Massa pendukung pasangan Capres nomor urut satu Prabowo Subianto dan Hatta Rajasa melakukan aksi treatrilkal saat sidang lanjutan Perselisihan Hasil Pemilihan Umum (PHPU) Pilpres Tahun 2014 di halaman Gedung Mahkamah Konstitusi, Jakarta Pusat, Kamis (14/8)
REPUBLIKA.CO.ID, JAKARTA -- Saksi ahli Prabowo Subianto-Hatta Rajasa, Margarito Kamis berpendapat pelanggaran pilpres yang terjadi bersifat konstitusional.
Menurut Margarito, pelanggaran terhadap asas pemilu sama saja pelanggaran terhadap konstitusi. Karena asas tersebut merupakan amanat konstitusi, yakni UUD 1945.
Margarito menjelaskan, UUD 1945 pasal 22E ayat (1) mengamanatkan penyeleanggaraan pemilu harus bersifat langsung, umum, bebas, rahasia, jujur dan adil. Menurut dia, pelanggaran terhadap konstitusi berarti menghilangkan konstitusionalitas pemilu itu sendiri.
"Itu artinya, pelanggaran yang bisa mengubah keputusan pemilu ini tidak hanya pelanggaran yang bersifat terstruktur, sistematis dan masif (TSM)," ujar Margarito kepada majelis hakim.
Menurut Margarito, berbagai pelanggaran terjadi secara prosedural.
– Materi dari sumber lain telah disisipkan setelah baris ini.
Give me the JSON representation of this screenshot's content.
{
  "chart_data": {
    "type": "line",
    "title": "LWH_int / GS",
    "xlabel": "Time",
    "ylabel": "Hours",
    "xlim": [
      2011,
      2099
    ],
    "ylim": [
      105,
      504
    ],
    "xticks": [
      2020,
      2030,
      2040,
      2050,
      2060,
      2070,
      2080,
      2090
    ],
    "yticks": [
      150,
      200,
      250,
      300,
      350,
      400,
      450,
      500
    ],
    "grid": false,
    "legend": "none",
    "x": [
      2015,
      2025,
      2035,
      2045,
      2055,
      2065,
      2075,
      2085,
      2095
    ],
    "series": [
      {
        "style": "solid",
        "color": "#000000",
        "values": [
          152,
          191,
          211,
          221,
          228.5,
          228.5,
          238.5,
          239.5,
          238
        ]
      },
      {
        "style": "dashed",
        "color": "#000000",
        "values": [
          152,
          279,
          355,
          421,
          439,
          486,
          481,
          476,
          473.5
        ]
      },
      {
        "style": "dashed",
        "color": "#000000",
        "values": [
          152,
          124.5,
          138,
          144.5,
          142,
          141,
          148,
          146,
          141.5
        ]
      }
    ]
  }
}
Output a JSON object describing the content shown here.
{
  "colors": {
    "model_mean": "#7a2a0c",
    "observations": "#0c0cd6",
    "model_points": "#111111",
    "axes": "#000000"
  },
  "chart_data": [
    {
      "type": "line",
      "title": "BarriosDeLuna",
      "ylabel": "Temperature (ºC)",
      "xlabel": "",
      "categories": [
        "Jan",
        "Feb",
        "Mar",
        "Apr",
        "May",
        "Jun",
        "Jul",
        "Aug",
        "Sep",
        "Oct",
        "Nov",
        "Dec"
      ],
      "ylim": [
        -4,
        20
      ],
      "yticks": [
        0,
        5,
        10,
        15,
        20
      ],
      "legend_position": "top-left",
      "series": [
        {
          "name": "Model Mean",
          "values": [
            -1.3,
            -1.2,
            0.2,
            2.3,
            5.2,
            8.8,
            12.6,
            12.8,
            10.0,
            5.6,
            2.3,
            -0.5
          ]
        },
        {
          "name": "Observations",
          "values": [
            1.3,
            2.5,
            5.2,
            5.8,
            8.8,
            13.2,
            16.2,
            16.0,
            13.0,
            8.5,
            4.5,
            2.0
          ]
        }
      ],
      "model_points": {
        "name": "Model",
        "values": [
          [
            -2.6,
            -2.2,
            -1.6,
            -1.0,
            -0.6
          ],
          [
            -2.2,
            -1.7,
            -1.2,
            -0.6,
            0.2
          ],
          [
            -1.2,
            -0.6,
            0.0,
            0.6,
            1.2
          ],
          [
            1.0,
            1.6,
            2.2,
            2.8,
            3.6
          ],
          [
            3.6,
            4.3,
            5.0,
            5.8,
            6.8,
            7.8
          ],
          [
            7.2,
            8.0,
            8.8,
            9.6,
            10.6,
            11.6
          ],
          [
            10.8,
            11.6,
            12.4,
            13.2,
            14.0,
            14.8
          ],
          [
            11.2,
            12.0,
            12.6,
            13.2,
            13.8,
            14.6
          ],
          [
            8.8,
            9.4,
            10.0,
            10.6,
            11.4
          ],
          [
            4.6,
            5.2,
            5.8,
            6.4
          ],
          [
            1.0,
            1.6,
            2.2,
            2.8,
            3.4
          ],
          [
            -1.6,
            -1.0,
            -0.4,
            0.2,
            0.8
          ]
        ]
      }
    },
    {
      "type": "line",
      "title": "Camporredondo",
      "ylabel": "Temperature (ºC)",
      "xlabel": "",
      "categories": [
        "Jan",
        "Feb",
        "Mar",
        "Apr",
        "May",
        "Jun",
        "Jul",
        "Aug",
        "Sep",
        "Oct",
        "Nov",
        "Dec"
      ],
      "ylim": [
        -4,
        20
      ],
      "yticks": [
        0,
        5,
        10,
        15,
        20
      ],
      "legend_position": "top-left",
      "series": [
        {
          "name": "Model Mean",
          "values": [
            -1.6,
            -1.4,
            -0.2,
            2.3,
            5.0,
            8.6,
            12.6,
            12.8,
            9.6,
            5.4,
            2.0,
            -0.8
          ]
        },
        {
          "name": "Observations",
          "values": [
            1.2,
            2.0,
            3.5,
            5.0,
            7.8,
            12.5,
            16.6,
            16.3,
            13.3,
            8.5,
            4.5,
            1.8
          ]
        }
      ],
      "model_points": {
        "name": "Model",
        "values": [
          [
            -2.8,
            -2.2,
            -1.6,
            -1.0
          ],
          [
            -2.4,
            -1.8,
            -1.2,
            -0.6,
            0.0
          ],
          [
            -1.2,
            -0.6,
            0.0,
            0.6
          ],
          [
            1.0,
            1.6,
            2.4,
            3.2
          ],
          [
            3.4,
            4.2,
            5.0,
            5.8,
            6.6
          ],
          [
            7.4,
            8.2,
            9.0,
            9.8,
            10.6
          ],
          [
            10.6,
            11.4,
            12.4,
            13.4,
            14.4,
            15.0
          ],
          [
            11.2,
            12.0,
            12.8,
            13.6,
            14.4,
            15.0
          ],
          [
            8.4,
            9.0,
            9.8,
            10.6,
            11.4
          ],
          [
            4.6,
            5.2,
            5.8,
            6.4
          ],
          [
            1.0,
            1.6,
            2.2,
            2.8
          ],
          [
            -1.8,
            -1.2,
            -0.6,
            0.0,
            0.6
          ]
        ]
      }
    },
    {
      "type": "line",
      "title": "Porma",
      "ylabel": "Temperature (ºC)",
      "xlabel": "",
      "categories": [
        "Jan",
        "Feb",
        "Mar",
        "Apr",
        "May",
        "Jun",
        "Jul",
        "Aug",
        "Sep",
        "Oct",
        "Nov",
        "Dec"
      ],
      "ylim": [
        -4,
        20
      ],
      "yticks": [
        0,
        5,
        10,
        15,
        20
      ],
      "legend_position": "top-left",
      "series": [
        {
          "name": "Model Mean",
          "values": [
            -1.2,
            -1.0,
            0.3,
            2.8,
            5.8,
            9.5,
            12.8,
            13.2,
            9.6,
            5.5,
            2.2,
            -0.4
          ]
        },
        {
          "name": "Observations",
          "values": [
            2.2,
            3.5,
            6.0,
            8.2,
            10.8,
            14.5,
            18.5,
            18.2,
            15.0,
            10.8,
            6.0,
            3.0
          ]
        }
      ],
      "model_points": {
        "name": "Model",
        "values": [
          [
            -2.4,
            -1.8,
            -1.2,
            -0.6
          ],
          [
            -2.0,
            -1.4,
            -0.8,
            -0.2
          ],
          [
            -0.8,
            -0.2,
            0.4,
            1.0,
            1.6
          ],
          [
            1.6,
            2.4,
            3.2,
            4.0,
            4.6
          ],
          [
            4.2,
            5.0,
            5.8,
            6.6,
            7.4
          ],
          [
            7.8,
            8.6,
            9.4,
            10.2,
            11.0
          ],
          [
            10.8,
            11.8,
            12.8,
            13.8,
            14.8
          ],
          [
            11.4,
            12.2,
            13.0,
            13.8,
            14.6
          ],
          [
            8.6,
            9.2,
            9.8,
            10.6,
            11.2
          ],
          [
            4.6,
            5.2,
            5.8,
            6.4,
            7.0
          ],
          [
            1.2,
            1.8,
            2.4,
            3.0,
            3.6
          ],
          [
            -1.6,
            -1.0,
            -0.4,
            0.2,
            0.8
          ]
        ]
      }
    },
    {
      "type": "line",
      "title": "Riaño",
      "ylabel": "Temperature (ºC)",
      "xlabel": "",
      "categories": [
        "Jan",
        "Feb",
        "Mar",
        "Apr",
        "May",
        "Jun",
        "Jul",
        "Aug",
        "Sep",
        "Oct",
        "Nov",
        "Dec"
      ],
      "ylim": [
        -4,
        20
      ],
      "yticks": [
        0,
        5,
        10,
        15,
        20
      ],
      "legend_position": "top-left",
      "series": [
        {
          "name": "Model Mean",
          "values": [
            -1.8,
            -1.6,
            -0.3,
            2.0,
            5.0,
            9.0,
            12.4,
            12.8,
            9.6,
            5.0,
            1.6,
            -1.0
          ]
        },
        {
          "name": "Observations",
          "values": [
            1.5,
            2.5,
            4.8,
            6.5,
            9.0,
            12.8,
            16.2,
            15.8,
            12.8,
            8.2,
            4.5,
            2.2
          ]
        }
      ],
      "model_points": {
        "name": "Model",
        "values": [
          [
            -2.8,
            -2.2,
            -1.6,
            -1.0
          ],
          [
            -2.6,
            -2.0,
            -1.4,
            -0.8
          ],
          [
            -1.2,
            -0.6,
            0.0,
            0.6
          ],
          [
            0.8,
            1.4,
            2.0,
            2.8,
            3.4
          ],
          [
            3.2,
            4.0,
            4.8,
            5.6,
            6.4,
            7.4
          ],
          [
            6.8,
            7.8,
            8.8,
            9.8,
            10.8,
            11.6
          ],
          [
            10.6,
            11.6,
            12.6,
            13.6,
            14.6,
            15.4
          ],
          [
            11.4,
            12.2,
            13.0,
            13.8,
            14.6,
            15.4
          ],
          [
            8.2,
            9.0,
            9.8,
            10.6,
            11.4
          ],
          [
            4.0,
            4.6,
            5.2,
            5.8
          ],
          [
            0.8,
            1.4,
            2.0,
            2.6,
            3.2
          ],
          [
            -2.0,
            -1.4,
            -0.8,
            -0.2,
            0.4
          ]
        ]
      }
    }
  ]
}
Seperti mekanisme pemilihan dengan jalur Daftar Pemilih Khusus Tambahan (DPKTb) bisa dijadikan acuan terjadinya pelanggaran asas pemilu.
"Saya mengerti, bahwa negara ingin memberikan jaminan hak suara setiap warga, tapi kalau itu pikirannya, tidak perlu ada aturan ketat DPT (Daftar Pemilih Tetap). Cukup saja dia warga negara, berusia 17 atau sudah menikah. DPKTb ini harus didiskualifikasi," ujar dia.